Q: How did you get into this field?
During my school years, I became a science fiction fanatic, reading authors from all over the world. My sci-fi fascination with space exploration led naturally to an interest in physics and engineering. While reading a non-sci-fi book from the school library, I had a light-bulb moment that decided which university I’d attend. The documentary book described a team of scientists who in 1970 drove a rover on the moon surface in real time from a dark room somewhere in Moscow—sort-of the Avatar experience in today’s language. Since two of the scientists were graduates of the Moscow Institute of Physics and Technology (MIPT), that day I decided to study at MIPT. During my subsequent graduate studies in the U.S., I made another important switch from my original space-inspired electromagnetic field to nanotechnology and electronics—which are today enabling technologies not-only for space explorations but all other high-tech applications.
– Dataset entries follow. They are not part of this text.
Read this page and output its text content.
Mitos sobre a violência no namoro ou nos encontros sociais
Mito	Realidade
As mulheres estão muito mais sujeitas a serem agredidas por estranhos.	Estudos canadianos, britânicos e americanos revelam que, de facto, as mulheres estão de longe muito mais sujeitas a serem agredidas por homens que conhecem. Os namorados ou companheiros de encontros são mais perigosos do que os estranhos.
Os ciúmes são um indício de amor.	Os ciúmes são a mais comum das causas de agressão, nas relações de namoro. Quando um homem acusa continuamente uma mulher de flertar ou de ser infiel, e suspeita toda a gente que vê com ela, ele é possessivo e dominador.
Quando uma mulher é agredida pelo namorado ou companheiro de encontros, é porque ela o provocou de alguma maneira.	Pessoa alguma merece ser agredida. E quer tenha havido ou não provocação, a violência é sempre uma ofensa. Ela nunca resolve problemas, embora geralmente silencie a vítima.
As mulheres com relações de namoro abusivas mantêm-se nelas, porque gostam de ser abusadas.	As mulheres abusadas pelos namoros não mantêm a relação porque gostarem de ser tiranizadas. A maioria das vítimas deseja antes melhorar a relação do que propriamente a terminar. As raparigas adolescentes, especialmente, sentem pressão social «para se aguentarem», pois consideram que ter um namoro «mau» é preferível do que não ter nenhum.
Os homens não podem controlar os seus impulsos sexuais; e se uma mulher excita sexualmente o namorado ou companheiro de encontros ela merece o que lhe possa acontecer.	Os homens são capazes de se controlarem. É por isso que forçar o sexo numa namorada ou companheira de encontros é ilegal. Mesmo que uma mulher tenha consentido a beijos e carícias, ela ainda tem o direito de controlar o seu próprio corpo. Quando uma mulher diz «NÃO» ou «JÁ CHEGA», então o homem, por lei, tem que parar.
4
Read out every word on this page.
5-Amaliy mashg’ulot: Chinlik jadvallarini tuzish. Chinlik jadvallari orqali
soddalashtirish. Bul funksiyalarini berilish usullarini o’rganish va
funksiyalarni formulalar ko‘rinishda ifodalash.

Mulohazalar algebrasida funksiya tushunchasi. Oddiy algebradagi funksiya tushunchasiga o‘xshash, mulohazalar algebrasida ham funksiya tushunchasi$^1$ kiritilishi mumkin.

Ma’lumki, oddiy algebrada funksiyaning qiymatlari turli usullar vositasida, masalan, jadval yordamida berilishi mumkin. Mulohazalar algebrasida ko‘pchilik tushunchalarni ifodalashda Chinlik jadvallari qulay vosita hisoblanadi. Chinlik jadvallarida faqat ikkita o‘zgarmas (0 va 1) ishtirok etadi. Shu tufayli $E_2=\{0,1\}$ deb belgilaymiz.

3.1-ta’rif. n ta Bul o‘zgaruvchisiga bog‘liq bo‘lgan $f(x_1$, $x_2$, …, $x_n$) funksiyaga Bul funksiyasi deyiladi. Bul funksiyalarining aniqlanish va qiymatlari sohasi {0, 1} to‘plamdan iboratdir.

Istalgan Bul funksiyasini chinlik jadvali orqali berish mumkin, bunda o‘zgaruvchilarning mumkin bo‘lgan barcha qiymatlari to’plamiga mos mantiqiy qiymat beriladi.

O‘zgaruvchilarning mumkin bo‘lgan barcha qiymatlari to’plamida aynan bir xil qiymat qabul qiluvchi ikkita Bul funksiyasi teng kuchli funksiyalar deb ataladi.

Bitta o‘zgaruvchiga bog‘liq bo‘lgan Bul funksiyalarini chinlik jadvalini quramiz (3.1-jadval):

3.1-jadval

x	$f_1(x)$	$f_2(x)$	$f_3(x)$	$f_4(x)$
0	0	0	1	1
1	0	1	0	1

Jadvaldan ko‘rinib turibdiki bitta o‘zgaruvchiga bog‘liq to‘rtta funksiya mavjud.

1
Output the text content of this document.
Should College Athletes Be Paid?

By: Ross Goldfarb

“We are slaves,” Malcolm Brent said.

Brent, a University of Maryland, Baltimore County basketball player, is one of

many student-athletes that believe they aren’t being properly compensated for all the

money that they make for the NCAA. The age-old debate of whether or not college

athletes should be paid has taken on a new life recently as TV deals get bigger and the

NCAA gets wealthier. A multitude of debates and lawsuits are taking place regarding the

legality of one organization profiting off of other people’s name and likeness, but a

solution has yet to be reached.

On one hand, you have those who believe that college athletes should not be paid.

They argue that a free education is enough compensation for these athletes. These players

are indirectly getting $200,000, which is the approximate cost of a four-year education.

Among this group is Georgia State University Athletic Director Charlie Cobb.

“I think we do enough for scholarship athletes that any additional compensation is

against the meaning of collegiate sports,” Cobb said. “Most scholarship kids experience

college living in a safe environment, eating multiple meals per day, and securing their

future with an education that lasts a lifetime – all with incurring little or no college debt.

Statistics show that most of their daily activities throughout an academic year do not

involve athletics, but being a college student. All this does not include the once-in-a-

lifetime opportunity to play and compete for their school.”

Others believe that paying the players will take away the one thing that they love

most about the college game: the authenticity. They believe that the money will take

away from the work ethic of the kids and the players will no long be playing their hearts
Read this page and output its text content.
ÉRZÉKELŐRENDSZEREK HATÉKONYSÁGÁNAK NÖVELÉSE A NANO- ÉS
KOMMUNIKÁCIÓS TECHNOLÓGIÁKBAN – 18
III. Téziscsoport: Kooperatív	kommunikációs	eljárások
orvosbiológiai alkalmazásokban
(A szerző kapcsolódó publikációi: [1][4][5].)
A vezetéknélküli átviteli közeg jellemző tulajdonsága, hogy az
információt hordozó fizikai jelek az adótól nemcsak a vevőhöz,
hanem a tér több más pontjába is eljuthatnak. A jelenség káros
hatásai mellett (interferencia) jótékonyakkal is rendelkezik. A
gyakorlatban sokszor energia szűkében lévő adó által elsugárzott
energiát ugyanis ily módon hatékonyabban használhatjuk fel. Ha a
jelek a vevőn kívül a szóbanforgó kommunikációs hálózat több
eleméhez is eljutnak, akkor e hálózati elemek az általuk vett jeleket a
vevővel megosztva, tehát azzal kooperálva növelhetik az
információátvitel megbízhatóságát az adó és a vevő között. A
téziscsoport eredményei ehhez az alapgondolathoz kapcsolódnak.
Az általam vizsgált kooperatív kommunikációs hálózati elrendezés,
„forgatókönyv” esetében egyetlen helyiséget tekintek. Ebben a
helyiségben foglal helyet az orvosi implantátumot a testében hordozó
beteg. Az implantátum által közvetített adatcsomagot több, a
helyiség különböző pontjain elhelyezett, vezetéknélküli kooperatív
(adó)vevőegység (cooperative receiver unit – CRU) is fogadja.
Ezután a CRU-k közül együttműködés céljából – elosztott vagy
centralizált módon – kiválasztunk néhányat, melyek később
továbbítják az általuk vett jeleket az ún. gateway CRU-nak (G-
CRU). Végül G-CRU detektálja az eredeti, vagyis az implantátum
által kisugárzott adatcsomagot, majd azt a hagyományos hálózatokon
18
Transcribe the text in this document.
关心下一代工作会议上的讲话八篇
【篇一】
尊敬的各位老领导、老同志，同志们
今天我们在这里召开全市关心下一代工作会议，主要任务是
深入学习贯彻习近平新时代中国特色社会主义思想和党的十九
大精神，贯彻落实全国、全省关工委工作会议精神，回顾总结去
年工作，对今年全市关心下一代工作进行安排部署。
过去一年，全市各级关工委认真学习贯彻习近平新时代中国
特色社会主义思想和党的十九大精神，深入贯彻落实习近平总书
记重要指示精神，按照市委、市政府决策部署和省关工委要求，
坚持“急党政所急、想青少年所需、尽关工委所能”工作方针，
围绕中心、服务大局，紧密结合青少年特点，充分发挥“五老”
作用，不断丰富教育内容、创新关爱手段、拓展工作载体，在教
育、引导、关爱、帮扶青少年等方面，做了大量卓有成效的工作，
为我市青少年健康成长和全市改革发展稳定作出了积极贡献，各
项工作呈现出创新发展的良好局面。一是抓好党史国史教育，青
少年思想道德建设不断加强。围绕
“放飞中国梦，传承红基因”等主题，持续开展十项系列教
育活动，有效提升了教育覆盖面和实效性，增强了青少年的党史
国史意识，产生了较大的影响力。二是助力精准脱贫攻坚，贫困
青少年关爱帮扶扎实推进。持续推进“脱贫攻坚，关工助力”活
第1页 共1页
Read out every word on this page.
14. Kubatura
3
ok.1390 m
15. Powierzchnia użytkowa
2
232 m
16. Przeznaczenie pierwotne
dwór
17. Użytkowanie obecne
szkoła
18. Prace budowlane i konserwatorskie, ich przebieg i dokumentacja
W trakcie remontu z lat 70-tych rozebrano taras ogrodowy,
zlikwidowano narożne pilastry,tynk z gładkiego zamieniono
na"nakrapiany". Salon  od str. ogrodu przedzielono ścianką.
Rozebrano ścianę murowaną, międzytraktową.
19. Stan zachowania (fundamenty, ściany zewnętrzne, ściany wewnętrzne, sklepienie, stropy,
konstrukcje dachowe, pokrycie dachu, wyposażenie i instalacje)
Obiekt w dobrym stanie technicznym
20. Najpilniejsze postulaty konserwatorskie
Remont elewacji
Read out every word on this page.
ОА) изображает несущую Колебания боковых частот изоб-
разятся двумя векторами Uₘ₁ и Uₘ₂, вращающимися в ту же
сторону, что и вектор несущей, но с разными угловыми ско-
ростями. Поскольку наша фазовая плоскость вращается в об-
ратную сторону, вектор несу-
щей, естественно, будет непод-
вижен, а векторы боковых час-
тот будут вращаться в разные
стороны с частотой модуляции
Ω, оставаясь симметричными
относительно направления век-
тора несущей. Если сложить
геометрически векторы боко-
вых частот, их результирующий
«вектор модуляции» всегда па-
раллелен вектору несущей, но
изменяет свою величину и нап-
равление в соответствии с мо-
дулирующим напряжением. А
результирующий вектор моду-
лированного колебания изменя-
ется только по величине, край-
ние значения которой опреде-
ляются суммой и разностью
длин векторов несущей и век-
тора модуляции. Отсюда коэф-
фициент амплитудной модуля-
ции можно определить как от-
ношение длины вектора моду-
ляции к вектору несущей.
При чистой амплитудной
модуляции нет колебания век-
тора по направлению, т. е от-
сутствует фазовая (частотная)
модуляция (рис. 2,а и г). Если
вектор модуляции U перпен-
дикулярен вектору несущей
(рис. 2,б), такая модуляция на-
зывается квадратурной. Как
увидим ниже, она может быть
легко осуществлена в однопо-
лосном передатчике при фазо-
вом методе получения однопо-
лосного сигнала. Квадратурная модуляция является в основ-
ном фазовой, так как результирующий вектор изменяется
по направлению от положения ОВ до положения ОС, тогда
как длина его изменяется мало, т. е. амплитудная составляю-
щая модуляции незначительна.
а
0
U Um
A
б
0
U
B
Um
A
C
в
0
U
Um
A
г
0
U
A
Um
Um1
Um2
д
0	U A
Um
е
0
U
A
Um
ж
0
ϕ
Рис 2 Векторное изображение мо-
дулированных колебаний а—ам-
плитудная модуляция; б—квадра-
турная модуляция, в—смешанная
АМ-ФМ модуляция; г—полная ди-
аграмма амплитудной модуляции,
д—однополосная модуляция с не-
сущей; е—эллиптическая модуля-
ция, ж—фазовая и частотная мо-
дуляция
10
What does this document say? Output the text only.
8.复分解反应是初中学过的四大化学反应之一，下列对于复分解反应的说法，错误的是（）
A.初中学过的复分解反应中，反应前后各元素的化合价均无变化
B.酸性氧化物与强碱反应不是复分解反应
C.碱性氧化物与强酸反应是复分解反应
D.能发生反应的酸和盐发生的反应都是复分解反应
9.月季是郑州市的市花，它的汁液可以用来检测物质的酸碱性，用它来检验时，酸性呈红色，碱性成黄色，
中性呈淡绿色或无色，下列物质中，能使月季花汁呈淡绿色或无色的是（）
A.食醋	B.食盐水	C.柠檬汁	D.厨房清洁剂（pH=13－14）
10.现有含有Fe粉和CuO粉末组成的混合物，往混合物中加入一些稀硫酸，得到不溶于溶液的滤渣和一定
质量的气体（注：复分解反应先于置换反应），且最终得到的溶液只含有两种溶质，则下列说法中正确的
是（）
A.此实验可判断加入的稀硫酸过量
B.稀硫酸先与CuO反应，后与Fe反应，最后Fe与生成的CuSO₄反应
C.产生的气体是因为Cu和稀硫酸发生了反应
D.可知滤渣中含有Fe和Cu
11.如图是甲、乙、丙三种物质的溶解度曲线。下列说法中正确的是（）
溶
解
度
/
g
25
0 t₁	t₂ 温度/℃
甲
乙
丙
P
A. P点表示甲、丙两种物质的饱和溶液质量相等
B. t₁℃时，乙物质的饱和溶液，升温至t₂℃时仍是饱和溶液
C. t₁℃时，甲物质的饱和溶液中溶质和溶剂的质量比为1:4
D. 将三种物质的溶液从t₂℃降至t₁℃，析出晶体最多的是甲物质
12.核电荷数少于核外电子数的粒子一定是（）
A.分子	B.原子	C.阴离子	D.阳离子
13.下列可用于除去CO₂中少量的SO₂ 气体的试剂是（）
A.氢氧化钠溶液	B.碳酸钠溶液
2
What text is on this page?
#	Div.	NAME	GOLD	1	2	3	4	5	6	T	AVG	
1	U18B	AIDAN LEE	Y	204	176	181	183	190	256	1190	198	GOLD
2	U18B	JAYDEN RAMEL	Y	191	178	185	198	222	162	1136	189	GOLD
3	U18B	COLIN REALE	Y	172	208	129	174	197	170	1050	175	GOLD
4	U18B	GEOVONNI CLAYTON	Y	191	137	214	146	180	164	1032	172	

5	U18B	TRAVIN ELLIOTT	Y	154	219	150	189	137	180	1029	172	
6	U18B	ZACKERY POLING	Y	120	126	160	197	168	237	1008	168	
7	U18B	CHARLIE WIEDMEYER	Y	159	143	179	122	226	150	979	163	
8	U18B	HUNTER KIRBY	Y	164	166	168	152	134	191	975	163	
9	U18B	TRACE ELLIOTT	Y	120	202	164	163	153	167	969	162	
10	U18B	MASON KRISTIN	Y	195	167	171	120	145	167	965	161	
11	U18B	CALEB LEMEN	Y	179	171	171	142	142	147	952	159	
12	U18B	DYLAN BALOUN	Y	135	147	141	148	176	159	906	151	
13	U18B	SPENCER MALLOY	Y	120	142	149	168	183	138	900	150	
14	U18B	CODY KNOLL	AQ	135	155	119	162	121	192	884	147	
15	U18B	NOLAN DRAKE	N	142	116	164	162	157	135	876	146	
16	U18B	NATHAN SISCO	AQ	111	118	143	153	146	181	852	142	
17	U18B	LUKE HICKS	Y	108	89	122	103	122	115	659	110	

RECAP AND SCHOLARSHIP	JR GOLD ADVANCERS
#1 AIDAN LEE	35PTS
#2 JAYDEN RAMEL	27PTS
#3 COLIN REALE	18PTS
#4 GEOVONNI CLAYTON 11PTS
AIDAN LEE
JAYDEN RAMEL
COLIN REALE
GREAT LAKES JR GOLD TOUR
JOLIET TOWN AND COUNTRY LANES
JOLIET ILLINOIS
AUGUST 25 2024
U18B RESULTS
Q: What are the major issues materials scientists will address in the next 20 years?
Finding efficient ways for energy generation, conversion and storage will be a key. Solar energy has been around for a long time but its use is limited by low efficiency compared with burning fossil fuels. With the help of nanotechnology, newly engineered materials will allow us to harness light’s energy. In 20 years we will see many more alternative energy sources based on solar and thermoelectric technologies. The electronic industry will continue down-scaling computer chips by using non-silicon-based materials and 3D integration. Better nanotechnology-based materials will give us new medical diagnostic and other tools.

Q: What music do you prefer?
My car CD player is loaded with Led Zeppelin, Deep Purple, The Doors, Aquarium and Kino. The last two are Russian alternative bands that started underground in the mid-80s.
Alexander Balandin "Graphene is a newly discovered carbon material with the thickness of just one atomic layer."